ALLOUEZ — Formation for the permanent diaconate in the Diocese of Green Bay is scheduled to restart in September 2022 with a slightly new look, said Deacon Rick Hocking, diaconate director.
“We’ve taken a look at our overall formation process, which I would say is quite sound,” he said. “We will make a few minor adjustments to address the changing needs of the diaconate.”
In June 2020, diaconate formation was paused except for candidates in their final (fifth) year.
“Their candidates’ instructors were diocesan staff members who could see them to the finish line,” said Deacon Hocking. “They (seven men) were ordained on May 15, 2021.”
Adjustments moving forward stem from the recent release of the newest edition of the “National Directory for the Formation, Ministry and Life of Permanent Deacons in the United States” by the U.S. Conference of Catholic Bishops (USCCB), which outlines the general formation process for deacons.
“There are two big changes the USCCB is asking all dioceses to institute. The first is to transition from one year of aspirancy to two years of aspirancy,” said Deacon Hocking. (Apirancy is the formal step for a man who inquires about the diaconate and wants to be considered for candidacy.) “The overall length of the formation process for deacons in the Green Bay Diocese has traditionally been five years— one year of aspirancy and four years of candidacy. A decision will need to be made on the best way to implement the additional aspirancy year. Aspirants will also focus on service and mission before moving into more academia in formation.”
“Bishop (David) Ricken wants year one of aspirancy to be a fresh look that centralizes on missionary discipleship in two ways: becoming a missionary disciple and leading others to missionary discipleship,” said Deacon Hocking. Bishop Ricken has defined a missionary disciple as “a friend of Jesus who calls others into friendship with Jesus.”
“The other change is to place more emphasis on the whole family journeying together to complement the candidate’s formation process,” said Deacon Hocking. “The question is how do we better integrate the whole family in the formation process?”
While the official restart will not begin until next year, candidates in year three and four of formation are currently taking a pastoral leadership skills class.
“We had an opportunity with one of the instructors,” said Deacon Hocking. “The guys are excited to get going again.”
In addition to the candidates, there is a list of nine aspirants who have not started formation due to the pause. Deacon Hocking said that six of the nine are interested in moving forward. He also has a list of 10 men who have inquired about the diaconate over the past year.
“Even though we are on pause, we are still taking names,” said Deacon Hocking. “I’m contacting them and sending them information packets to help their discernment.”
All those who inquire will not go forward into formation next fall, he added.

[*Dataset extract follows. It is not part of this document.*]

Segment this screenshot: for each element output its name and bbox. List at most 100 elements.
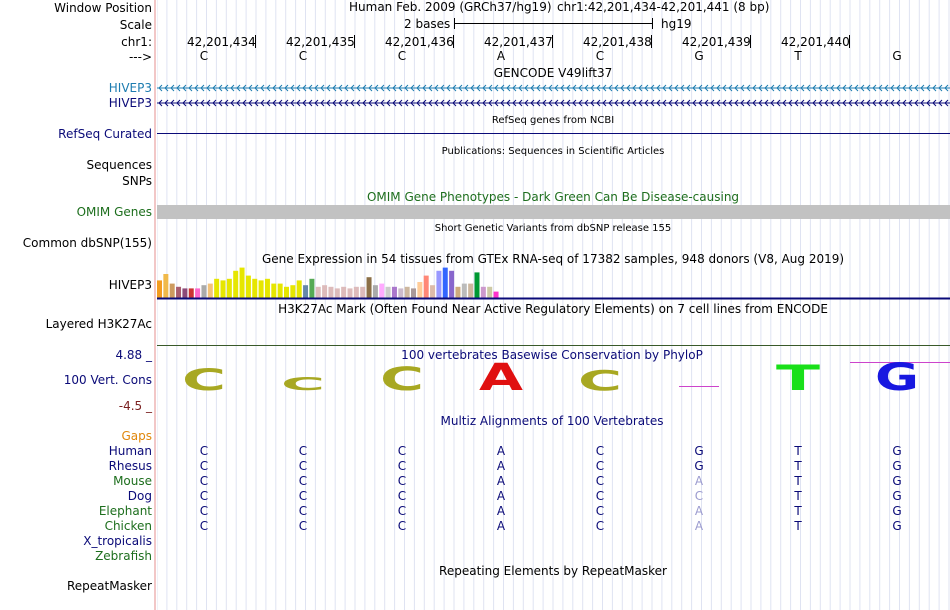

“I just talked to one of the inquirers. He is 35 or 36, married not too long ago, and is pursuing a particular degree that will take five years to complete,” said Deacon Hocking. “I said, ‘Let’s agree to get the degree taken care of first.’ He can start diaconate formation when he is 41 or 42, when he doesn’t have so much on his plate. There is always a follow-up cycle for those who inquire. Let the Holy Spirit provide the men who are interested, and we will work with them to see if it’s good discernment for them and good discernment for the diocese.”
Deacon Hocking recently broke down the numbers for the 160 deacons in the diocese. There are 94 who are age 65 or older and 18 who are 55 and younger, including five who were ordained this year. The remaining 48 are between 56 and 64. The next ordination class is scheduled for 2024.
“The good news is we have a lot of deacons, but we are aging,” he said.
Deacons may apply for senior deacon status at age 70 and are asked to apply for that status at age 75, explained Deacon Hocking.
“It doesn’t affect the way you serve your parish at all,” he said. “If he has a good relationship with your pastor and wants to keep serving in all the ways he serves, go right ahead. Senior status doesn’t formally assign the deacon to a parish and it allows him to forgo some of the ongoing education requirements that an active deacon participates in. We have a number of senior deacons who are actively serving their parishes and the diocese.”
Ten deacons are currently serving as parish leaders in the diocese. Three more are on a master’s degree track to become parish leaders in the future. The desire of many deacons is to serve in any way needed, said Deacon Hocking.
“We have a lot of deacons who want to be of service,” he said. “We are fortunate to have a lot of guys who grab hold of that and take it to heart.”
Moving forward in preparation for the restart, Deacon Hocking hopes to hear from more men called by God to serve as deacons.
“I would like to see younger men, 45 and under,” he said. “Of the inquirers, a good number are under 45, which is a good thing.”